Van Wyk said being reprimanded or even fired is a far more likely punishment than having your employer call in law enforcement. But that largely depends on how often you snooped, what you did with the information and how you accessed the e-mails or instant messages.
"When you do it once, it is criminal, but the question is whether that warrants prosecution by the government," said Mauro Wolfe, a partner at the Dickstein Shapiro law firm. "I can't even imagine a case where a local prosecutor would want to take that on. The Mendte case shows that when you do it 537 times and in a public way and when you try to destroy someone, you're going to be prosecuted. When you try to harm someone and humiliate them publicly, that takes it to another level."
Employers, however, mostly have the legal right to read workers' e-mail and IMs. If it's the employer's system, equipment and time, then the communications are under their domain as well. "They inform employees that only professional use is permitted and they have the right to monitor what goes on with e-mail traffic and web surfing," said Christie, who leads the information technology group at the McCarter & English law firm, where he is a partner. "There's no reasonable expectation of privacy."
And when it comes to co-workers taking their curiosity or bad intentions too far, Christie said it comes down to intentional access.
He explained that if an e-mail is on someone's computer screen and you walk by and see it, you have not intentionally accessed that e-mail. However, if you are looking at a blank screen or screen saver and you press keys or move a mouse to access e-mail, then you have intentionally accessed it.
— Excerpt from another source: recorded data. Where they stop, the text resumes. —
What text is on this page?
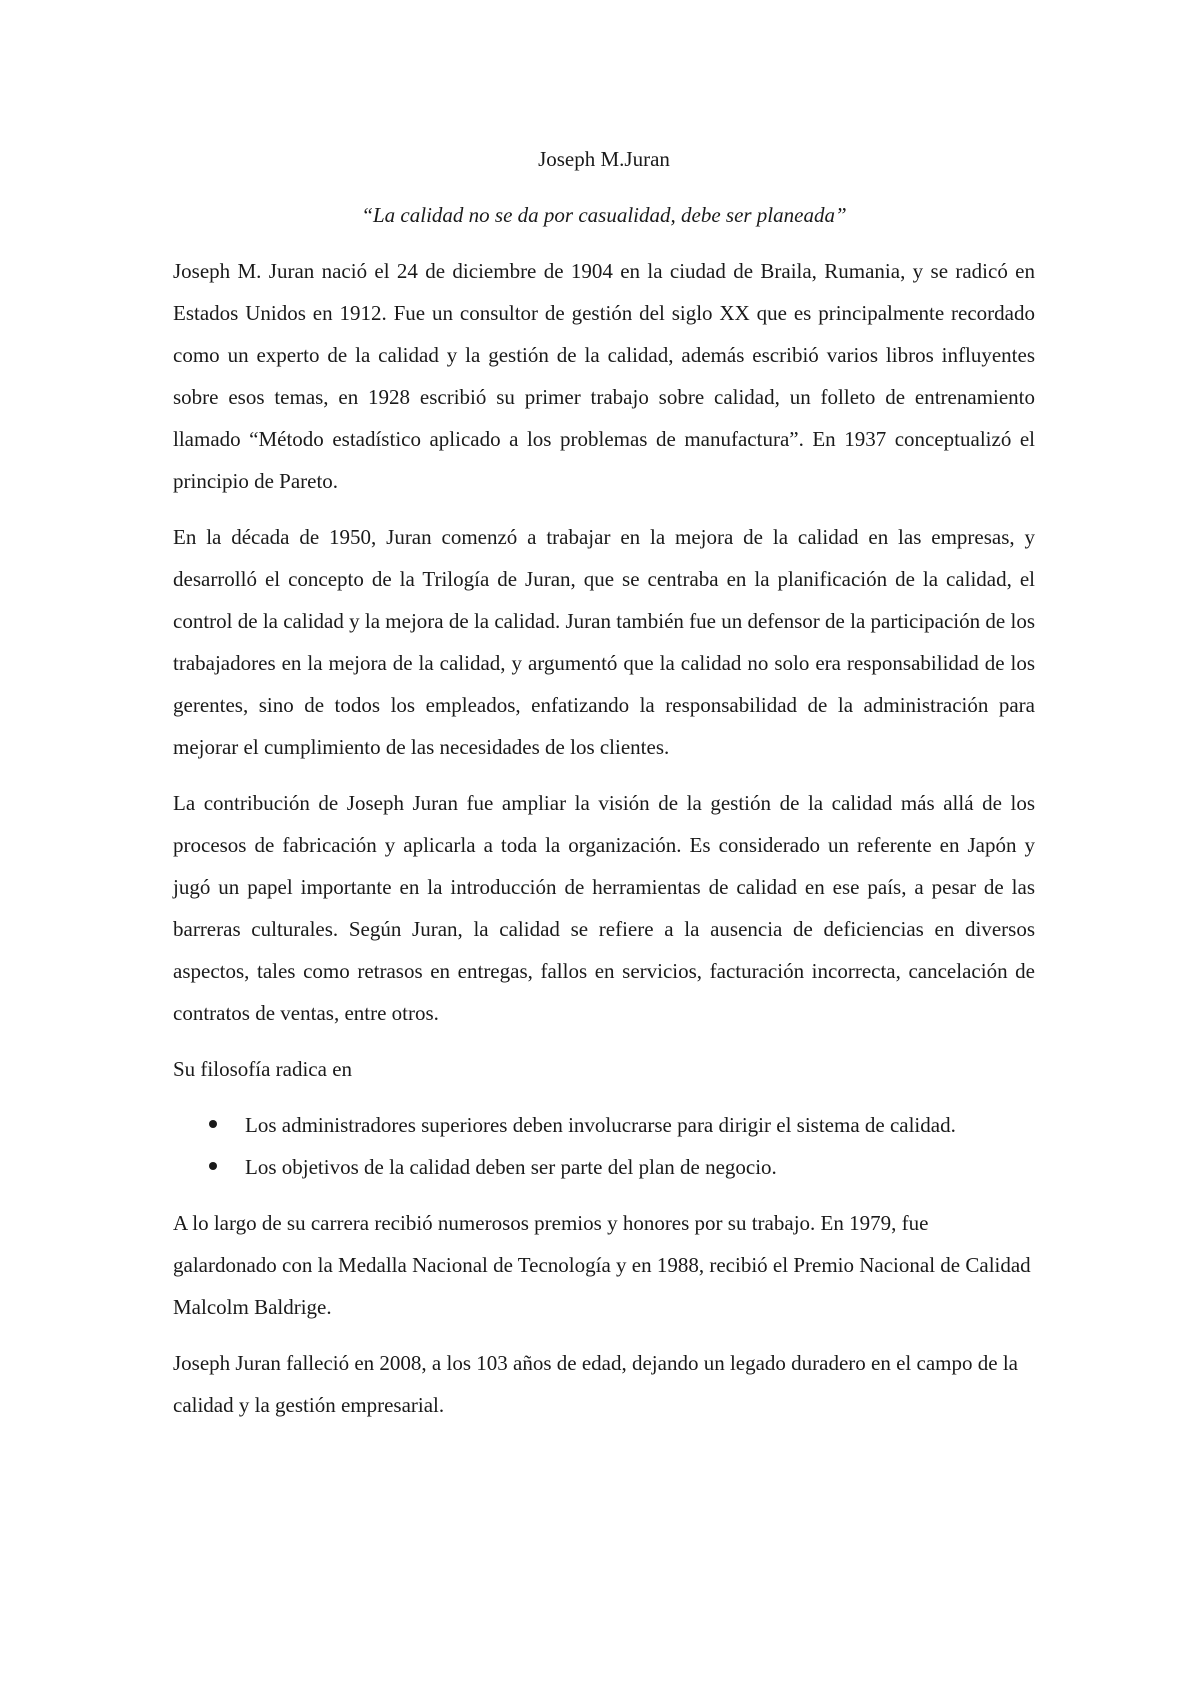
Joseph M.Juran

“La calidad no se da por casualidad, debe ser planeada”

Joseph M. Juran nació el 24 de diciembre de 1904 en la ciudad de Braila, Rumania, y se radicó en Estados Unidos en 1912. Fue un consultor de gestión del siglo XX que es principalmente recordado como un experto de la calidad y la gestión de la calidad, además escribió varios libros influyentes sobre esos temas, en 1928 escribió su primer trabajo sobre calidad, un folleto de entrenamiento llamado “Método estadístico aplicado a los problemas de manufactura”. En 1937 conceptualizó el principio de Pareto.

En la década de 1950, Juran comenzó a trabajar en la mejora de la calidad en las empresas, y desarrolló el concepto de la Trilogía de Juran, que se centraba en la planificación de la calidad, el control de la calidad y la mejora de la calidad. Juran también fue un defensor de la participación de los trabajadores en la mejora de la calidad, y argumentó que la calidad no solo era responsabilidad de los gerentes, sino de todos los empleados, enfatizando la responsabilidad de la administración para mejorar el cumplimiento de las necesidades de los clientes.

La contribución de Joseph Juran fue ampliar la visión de la gestión de la calidad más allá de los procesos de fabricación y aplicarla a toda la organización. Es considerado un referente en Japón y jugó un papel importante en la introducción de herramientas de calidad en ese país, a pesar de las barreras culturales. Según Juran, la calidad se refiere a la ausencia de deficiencias en diversos aspectos, tales como retrasos en entregas, fallos en servicios, facturación incorrecta, cancelación de contratos de ventas, entre otros.

Su filosofía radica en

Los administradores superiores deben involucrarse para dirigir el sistema de calidad.
Los objetivos de la calidad deben ser parte del plan de negocio.

A lo largo de su carrera recibió numerosos premios y honores por su trabajo. En 1979, fue galardonado con la Medalla Nacional de Tecnología y en 1988, recibió el Premio Nacional de Calidad Malcolm Baldrige.

Joseph Juran falleció en 2008, a los 103 años de edad, dejando un legado duradero en el campo de la calidad y la gestión empresarial.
Doing something affirmative is the dividing line between a possible slap on the wrist from your boss or dismissal and possible criminal charges.
"The totality of the conduct makes it a more serious offense," said Christie. "If someone is actually breaking in, by bypassing a password, if it was done in an effort to commit another crime, like identity theft, that would certainly make it a felony and something law enforcement would certainly take much more seriously."
Both Christie and van Wyk said it would be more tempting for someone in IT to break into a co-worker's e-mail because their level of access would make it so much easier. And while Christie said he'd expect IT workers to be under greater scrutiny, van Wyk said that's largely not the case at all.
"Watching the watcher is a classic problem that is not trivially solved," said van Wyk. "I think IT needs to have policies that speak to abuse of power. Too often those policies are left unarticulated. Like, you may use admin privileges to run the system but not to read users' data. You may back the data up in your job function, but you may not read it without express permission from its owner. That sort of thing."
Christie said companies need to be more vigilant about keeping an eye on employees' communications and who might be accessing areas they shouldn't be. IT should be tightening security, making sure there are set policies and that employees are well educated about what's allowed and what is not. And, he added, companies need to step up and investigate when it's warranted.